Услышав шипение и потрескивание загоревшихся дров, Чебахан бережно опустила тельце младенца на шкуру, поднялась и взялась за приготовление еды. Двигалась она медленно, будто в дремоте, и лицо у нее было застывшим, не выражавшим ни горя, ни отчаяния. Понаблюдав за ней, Озермес вздохнул, взял самый свой большой топор и пошел к две ри. — Дрова же есть, — пробормотала Чебахан. — Я иду за лопатой, — обьяснил он, — а топор, чтобы разрубать землю, земля смерзлась. — Чебахан оглянулась на младенца, не сдвинувшись с места, потянулась к нему и перевела словно не видящие глаза на Озермеса. — Он тоже замерзнет, как земля. Пусть побудет в тепле. — Могилу я вырою не скоро. Похороним его на закате солнца. — Чебахан уставилась на воду в казане. — Отойди, — посоветовал Озермес, — когда не ждешь, вода закипает быстрее. — Знаю. — Она нагнулась, подняла младенца, покачала его и положила на свою тахту. В ауле около Чебахан, ободряя и успокаивая, собрались бы и мать, и родственницы, и соседки, а он стоял бы среди мужчин со спокойным и безразличным видом и толковал бы с ними о чем придется, так полагалось держать себя. Возможно, будь рядом с Чебахан мать или повитуха, они сумели бы вдуть в новорожденного душу. — Я думаю, — еле слышно произнесла Чебахан, — мать и повитуха смогли бы спасти его. — Передалась ей мысль Озермеса или они одновременно подумали об одном и том же? Он посмотрел в обращенные внутрь себя глаза Чебахан и сердито пробурчал: — Не обвиняй себя, белорукая, вспомни, что возле косули, или зайчихи, или волчицы, когда они рожают, нет ни матерей, ни повитух... — Озермес запнулся, припомнив, что, кажется, по другому поводу уже сравнивал ее с оленихой или волчицей, и умолк.

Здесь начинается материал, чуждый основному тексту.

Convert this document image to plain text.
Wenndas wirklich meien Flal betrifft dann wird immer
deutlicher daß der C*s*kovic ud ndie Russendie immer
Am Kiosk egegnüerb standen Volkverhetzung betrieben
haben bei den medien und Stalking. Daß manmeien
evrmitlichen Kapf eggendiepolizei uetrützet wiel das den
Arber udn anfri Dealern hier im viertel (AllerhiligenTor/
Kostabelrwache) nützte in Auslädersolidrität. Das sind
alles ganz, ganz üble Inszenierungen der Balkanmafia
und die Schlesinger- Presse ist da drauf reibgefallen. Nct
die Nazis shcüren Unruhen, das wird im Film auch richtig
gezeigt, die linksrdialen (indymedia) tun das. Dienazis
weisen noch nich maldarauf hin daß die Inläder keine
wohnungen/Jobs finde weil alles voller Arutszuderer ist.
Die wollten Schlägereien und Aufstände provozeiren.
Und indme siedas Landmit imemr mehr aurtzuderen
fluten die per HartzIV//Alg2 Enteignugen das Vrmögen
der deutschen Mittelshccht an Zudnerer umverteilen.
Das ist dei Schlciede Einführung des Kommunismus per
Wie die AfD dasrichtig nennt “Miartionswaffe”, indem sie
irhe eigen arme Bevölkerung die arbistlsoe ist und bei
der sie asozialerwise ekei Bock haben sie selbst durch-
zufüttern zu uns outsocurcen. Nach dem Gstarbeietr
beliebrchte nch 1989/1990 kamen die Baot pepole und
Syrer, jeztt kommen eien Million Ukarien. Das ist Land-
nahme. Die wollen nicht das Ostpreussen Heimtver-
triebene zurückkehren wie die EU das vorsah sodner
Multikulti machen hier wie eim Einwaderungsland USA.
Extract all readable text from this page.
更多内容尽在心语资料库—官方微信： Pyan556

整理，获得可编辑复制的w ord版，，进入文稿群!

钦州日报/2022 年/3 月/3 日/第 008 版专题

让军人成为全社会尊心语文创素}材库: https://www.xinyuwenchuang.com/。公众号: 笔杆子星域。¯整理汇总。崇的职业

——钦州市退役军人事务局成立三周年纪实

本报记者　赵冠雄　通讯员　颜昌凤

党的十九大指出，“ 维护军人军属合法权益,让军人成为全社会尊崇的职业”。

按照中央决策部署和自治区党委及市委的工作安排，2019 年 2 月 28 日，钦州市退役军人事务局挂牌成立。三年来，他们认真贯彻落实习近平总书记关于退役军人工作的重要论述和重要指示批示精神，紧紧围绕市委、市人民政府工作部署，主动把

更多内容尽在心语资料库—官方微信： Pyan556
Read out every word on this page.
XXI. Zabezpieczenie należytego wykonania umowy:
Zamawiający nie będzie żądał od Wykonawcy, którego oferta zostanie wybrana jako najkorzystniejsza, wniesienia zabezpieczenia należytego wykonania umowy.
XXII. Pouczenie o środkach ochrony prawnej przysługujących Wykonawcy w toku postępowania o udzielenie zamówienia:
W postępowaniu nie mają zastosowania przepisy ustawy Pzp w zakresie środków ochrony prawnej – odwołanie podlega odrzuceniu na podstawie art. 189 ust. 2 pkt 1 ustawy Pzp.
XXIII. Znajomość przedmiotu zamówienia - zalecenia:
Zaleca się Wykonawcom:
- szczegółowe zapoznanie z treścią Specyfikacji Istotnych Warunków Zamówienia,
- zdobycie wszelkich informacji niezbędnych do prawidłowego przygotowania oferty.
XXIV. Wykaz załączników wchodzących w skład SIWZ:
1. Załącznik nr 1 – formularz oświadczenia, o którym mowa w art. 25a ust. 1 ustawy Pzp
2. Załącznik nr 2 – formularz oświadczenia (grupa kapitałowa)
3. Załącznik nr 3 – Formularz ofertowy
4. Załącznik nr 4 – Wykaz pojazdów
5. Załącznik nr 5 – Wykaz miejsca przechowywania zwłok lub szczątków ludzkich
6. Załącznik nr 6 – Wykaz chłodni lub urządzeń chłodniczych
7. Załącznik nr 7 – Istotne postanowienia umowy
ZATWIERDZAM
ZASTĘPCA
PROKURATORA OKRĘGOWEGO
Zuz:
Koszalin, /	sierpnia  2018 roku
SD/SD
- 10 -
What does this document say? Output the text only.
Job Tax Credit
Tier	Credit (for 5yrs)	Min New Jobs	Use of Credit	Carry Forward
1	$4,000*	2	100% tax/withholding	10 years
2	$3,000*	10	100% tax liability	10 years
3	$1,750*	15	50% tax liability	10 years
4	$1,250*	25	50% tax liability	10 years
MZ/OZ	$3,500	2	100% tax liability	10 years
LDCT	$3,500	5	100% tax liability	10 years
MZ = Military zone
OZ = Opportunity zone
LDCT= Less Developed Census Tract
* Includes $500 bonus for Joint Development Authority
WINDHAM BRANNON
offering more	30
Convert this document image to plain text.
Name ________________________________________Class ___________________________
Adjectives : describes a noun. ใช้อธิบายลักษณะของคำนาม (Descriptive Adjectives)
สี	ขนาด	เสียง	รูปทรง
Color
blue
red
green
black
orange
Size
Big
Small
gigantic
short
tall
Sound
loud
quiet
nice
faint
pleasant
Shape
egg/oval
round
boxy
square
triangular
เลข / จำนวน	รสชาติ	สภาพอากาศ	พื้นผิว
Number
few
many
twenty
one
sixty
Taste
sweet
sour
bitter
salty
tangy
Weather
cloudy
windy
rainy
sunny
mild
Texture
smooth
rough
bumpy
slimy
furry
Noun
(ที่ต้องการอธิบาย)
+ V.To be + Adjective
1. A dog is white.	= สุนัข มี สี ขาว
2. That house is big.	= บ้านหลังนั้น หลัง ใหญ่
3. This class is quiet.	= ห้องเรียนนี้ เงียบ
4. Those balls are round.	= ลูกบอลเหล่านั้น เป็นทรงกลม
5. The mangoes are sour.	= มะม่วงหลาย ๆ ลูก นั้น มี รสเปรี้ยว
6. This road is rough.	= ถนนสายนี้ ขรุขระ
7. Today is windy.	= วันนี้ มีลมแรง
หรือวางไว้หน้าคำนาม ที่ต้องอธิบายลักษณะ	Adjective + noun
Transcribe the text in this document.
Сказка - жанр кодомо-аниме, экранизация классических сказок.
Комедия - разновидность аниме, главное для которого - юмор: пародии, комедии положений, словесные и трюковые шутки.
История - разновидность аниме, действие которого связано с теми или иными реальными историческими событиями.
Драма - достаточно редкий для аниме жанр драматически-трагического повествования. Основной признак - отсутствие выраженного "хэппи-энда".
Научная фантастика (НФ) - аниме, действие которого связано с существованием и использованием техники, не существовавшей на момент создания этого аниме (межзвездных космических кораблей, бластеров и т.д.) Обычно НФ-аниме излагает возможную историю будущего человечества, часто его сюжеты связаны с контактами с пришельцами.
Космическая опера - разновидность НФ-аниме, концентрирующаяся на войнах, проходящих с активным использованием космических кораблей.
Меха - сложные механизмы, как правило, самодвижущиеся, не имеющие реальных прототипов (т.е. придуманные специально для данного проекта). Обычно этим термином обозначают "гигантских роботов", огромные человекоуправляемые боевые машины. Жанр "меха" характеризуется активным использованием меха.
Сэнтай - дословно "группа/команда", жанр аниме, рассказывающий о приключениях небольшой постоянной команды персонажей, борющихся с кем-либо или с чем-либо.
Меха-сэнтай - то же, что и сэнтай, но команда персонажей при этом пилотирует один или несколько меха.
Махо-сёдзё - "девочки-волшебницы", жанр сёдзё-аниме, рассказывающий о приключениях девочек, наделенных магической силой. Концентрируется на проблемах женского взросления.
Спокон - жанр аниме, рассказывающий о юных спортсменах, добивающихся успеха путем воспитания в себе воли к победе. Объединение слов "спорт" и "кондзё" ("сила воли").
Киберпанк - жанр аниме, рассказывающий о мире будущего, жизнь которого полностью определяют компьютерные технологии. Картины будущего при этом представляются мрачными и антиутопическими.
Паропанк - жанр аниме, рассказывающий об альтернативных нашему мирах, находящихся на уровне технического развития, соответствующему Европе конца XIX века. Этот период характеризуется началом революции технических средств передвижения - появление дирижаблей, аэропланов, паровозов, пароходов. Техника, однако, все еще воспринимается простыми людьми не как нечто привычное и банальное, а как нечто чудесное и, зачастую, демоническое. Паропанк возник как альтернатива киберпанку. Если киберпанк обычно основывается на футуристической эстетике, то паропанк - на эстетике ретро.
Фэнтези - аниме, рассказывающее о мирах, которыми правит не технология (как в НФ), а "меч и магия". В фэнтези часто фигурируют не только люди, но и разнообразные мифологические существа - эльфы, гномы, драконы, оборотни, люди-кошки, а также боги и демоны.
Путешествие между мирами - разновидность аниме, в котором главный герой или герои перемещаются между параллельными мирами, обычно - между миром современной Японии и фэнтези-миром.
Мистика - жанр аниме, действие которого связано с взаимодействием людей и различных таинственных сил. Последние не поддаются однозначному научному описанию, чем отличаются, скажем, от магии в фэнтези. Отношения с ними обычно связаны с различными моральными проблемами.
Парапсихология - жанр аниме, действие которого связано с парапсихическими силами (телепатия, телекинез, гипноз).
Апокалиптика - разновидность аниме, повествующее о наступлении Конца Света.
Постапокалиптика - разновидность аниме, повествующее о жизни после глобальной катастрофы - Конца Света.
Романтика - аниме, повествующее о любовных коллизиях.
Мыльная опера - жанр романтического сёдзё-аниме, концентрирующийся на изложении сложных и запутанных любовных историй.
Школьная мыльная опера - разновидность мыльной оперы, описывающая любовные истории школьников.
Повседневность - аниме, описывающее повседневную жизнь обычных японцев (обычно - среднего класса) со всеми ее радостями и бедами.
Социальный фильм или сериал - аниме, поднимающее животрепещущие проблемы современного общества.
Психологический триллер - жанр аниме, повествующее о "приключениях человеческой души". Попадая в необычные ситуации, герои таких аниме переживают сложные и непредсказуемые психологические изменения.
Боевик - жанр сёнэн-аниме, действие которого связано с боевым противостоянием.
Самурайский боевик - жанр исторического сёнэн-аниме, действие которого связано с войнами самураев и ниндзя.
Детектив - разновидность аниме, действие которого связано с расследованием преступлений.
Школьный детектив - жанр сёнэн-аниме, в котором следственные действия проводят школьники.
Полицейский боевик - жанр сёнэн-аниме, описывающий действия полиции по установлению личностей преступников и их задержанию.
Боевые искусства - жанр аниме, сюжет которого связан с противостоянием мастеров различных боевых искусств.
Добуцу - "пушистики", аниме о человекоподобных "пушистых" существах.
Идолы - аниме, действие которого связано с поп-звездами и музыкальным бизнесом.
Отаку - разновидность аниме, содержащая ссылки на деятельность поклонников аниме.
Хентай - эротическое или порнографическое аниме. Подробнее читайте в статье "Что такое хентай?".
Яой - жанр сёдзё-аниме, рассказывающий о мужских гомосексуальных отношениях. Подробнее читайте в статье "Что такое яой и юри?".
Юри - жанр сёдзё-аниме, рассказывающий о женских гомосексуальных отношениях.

Выйдя из сакли, он остановился, зажмурившись. Все вокруг блестело, сверкало и переливалось от ослепительных лучей солнца. Стояла всеобъятная тишина, прорезаемая лишь звоном речной воды о лед и камни. Озермес вытер пальцами повлажневшие глаза. Вонзающиеся в небо остроконечные ледяные вершины, казалось, стали выше. Ближайшие горы и леса были одеты в пушистые белые, голубые и розовые одежды. На голове Мухарбека поднималась синеватая папаха. Поляну устилал зеленоватый снежный ковер, на котором темнели следы, оставленные вчера Озермесом и четкие вмятинки, похожие на кружева, от голубиных лапок, возле сакли валялись желтые, примерзшие к земле щепки, а над саклей тонким сизым столбиком поднимался дым.

Утро было безмятежным, спокойным, и Озермес подумал, что и горы, и леса вокруг холодны и равнодушны к тому, что произошло, никак не отзываются на горе, которое он остро ощутил, выйдя из темной сакли на свет. Все было таким же, как обычно, и от того, что на земле не возникло новой жизни, ничто не изменилось и не поблекло. Конечно, и до его сына умирали, не обретя души, и другие рожденные женщиной дети, погибали и птицы, и волчата, и ежата, но разве, разве можно считать такие потери неизбежными и обыденными, не замечать нарушения хода времени, исчезновения тех, кто должен был соединять сегодняшнюю жизнь с завтрашней? Его и Чебахан сын продлевал их жизнь, он мог стать джегуако и воспевать то прекрасное, которое оказалось столь безразличным к его гибели. Понять равнодушие неба и земли к таким потерям было невозможно, как невозможно уяснить, с какой целью Тха послал матери горе, чернее которого ничего не может быть, и почему он, всемогущий, уподобившись скряге, поскупился на душу для младенца. Старики утверждали, что Тха мудр, — однако смертным не дано постичь его мудрость. Неужели мудрость может быть беспощадной и жестокой? Если так, то несущие зло мудрее милосердных людей.

Втянув голову в плечи, Озермес побрел к пещере, достал деревянную лопату, пришел на кладбище, очистил от снега землю возле могил Абадзехи и ее сына — абрек лежал с другой стороны — и, тоскливо поглядев на небо, взялся за топор. Скрипнула дверь сакли. Озермес обернулся, увидел Чебахан, идущую к оврагу с кумганом в руке, и вдруг подумал, что ночью он оказался таким же холодным к своему мертворожденному сыну и к Чебахан, как и снежное безмолвие, окружавшее его.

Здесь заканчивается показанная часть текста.